Announcer 1 (Tom): "Welcome back from the break, eh. There's some thrilling hockey goin' down on the ice tonight."
Announcer 2 (Ted): "Yah, and it looks like the Moosejaws are takin' the puck right down the ice, now."
Tom: "That's the Mooseheads there, Ted."
Ted: "Yah. The Mooseheads."
Tom: "And now that huge Moose Jaw wing, Petey Blackbottom, is coming oop to stop the drive if he can."
Ted: "You mean the Mooseheads wing there, Tom."
Tom: "Nah, I mean the Moose Jaw Warriors wing. Petey Blackbottom, eh."
Ted: "Oh yah."
Tom: "And now he's bodychecking Nick Pork, the Moosehead's center. Wow."
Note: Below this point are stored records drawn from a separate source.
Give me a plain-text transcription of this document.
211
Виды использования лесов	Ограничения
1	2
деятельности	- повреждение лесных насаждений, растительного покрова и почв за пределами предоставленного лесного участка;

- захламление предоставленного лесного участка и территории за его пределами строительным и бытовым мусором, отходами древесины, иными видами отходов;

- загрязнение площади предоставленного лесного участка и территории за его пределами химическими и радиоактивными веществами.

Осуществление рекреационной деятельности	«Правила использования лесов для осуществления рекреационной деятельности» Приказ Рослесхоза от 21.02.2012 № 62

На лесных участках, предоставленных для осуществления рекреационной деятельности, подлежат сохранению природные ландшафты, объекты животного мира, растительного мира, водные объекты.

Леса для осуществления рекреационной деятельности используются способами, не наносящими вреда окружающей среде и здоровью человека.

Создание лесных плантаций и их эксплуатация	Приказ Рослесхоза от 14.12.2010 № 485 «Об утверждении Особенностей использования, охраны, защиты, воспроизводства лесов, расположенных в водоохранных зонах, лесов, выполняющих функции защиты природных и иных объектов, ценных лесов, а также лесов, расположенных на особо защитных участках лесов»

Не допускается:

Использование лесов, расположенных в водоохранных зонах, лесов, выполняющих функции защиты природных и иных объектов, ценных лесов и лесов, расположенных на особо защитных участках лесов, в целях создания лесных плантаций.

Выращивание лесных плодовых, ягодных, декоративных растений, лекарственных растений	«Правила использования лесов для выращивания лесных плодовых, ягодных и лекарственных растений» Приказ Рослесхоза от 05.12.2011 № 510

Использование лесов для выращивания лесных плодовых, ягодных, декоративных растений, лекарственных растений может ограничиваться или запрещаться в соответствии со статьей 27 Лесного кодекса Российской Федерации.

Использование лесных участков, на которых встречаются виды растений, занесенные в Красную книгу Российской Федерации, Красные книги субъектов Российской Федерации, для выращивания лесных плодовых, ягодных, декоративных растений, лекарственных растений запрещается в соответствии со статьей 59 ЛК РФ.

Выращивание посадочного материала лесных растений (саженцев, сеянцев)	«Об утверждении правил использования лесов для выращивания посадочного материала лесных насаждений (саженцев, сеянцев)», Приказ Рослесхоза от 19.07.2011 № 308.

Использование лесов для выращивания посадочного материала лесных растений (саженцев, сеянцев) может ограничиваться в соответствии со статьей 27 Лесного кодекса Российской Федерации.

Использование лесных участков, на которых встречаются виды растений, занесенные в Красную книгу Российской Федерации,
Ted: "Yah, that's some bodycheck there."
Tom: "I think...yah. And now Nick is auto-eviscerating."
Ted: "He's really blowing his guts. Just like a sea cucumber."
Tom: "Yah! I think his stomach went almost five meters across the ice there."
Ted: "And his duodenum went even farther."
Tom: "That's real hockey we're seeing. Now they're gonna have to get his digestive tract picked up before it freezes to the ice."
Ted: "That's reality, Tom. And after that check Nick is gonna go over to the box and swallow his insides back down, and he's gonna have a drinka Gatorade, and then he's gonna go back out there and play some more championship hockey. Yah."
Tom: "Yah. That's what you call a reality bodycheck there Ted."
Ted: "You betcha. A reality check."
Here at last we find a fitting metaphor for the 21st-century reality check: a pair of announcers named Ted and Tom saying "Yah, there" and "You betcha" until the listener wants to auto-eviscerate.
We can only envy Gluteus Horridus. Celts with sharp sticks were a picnic compared to the 21st century.